Called Project JOLT – standing for Joint Operator Logistics Trial – the programme is led by The Centre for Sustainable Road Freight (SRF) and involves partners including John Lewis Partnership, Volvo Trucks UK, and Flexible Power Systems, a software company specialising in fleet management optimisation software for electric vehicles.
Data driven insights are key to ensuring the confidence for companies involved in logistics to begin or continue their journey towards Net Zero.
The JOLT partners will pool data and learning from their experiences with eHGVs in retail, delivery, and manufacturing operations to help develop transition plans for their own businesses and for the wider logistics industry.
Specialists at Cambridge University and Heriot-Watt University will analyse and model data including vehicle and charger performance, operational efficiency, and costs across as many industry uses as possible.
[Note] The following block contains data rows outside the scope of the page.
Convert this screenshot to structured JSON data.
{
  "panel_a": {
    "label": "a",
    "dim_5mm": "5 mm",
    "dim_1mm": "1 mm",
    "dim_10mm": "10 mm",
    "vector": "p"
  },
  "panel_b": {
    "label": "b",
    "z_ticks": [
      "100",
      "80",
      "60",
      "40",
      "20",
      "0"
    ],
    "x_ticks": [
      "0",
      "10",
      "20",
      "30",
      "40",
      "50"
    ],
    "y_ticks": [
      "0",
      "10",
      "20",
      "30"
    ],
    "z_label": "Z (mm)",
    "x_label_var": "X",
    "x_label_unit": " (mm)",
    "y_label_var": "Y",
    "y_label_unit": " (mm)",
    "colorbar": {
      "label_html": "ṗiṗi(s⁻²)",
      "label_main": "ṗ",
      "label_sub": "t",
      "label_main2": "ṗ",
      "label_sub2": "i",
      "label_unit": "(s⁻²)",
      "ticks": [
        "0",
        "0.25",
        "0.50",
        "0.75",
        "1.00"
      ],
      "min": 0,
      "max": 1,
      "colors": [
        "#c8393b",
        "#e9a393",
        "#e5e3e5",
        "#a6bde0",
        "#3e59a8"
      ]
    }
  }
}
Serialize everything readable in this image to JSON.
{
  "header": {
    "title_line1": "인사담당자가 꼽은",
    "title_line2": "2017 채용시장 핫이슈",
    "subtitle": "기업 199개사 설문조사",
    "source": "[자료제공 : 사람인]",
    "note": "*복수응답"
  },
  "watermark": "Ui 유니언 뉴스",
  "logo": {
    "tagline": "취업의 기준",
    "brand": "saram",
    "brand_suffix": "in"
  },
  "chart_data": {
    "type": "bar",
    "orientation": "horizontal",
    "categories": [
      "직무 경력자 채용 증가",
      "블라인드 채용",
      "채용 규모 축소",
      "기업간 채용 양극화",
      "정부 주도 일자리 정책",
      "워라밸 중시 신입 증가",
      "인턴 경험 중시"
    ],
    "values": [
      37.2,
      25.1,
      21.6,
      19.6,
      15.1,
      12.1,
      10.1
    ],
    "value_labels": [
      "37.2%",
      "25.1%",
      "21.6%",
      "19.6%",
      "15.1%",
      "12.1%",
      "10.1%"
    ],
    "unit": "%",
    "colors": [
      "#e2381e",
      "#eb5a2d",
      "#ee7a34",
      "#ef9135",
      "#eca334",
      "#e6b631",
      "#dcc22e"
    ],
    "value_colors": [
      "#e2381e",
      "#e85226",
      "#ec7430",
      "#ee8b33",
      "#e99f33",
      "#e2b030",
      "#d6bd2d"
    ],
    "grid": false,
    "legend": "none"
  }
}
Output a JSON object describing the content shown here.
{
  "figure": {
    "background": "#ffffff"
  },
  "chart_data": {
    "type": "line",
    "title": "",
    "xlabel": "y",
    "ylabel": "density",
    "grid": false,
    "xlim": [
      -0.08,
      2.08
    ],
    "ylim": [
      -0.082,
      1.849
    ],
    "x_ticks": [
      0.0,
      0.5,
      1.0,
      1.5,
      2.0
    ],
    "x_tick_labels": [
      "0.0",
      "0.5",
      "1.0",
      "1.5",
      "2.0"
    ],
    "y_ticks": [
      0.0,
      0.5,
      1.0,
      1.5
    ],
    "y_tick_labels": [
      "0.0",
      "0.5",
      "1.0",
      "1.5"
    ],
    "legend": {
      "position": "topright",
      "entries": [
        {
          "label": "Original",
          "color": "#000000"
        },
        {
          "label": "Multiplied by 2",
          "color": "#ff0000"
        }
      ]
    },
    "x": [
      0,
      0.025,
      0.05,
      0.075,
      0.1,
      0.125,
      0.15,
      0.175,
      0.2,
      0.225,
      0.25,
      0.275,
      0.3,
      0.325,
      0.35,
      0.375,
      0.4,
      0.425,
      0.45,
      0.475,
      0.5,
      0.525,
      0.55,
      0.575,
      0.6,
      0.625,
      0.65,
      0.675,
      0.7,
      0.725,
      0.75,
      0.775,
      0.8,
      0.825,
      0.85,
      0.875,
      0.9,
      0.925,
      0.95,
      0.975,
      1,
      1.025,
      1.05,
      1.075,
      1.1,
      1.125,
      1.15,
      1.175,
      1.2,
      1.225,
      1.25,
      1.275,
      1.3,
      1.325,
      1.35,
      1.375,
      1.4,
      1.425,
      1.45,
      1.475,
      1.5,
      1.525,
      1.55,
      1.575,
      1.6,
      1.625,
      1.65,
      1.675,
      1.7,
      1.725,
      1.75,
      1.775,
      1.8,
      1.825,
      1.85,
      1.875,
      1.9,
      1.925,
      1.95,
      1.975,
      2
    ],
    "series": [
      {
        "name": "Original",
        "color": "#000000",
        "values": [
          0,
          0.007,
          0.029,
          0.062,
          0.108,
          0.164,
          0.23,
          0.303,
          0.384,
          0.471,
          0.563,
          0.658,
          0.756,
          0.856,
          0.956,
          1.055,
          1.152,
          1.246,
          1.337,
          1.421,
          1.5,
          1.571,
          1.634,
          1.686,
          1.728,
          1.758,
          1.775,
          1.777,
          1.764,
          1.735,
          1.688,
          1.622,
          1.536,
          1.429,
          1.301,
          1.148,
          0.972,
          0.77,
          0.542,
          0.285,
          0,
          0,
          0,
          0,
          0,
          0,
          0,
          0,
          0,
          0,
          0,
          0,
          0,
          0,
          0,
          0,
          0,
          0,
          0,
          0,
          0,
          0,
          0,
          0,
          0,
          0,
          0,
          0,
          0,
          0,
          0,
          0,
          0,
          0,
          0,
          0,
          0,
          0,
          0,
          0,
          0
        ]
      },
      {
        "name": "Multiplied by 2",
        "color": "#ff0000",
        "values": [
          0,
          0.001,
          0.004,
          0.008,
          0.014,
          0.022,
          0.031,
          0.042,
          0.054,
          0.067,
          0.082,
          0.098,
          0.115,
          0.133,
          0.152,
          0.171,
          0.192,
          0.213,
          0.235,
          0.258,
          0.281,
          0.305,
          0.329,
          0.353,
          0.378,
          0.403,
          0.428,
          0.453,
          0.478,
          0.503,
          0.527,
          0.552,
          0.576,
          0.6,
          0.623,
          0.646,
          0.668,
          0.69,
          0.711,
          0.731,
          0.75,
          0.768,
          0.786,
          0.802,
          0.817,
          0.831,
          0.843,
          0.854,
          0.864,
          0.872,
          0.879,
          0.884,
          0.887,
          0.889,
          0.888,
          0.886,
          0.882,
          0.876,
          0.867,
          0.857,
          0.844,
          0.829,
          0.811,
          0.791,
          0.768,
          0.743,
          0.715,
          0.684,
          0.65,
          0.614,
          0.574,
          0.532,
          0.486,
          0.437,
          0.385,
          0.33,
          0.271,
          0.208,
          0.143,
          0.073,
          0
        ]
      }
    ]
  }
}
Professor David Cebon, a Professor of Mechanical Engineering at Cambridge University and director of The Centre for Sustainable Road Freight, established Project JOLT. He said: “The urgency of the climate crisis is driving adoption of electric heavy goods vehicles at a rate that few in the industry would have expected five years ago.
“Operators are purchasing and running these vehicles today in fleets of all sizes. But there’s still a long way to go to understand how whole fleets and industries can transition to electric heavy goods vehicles in a technically feasible way.”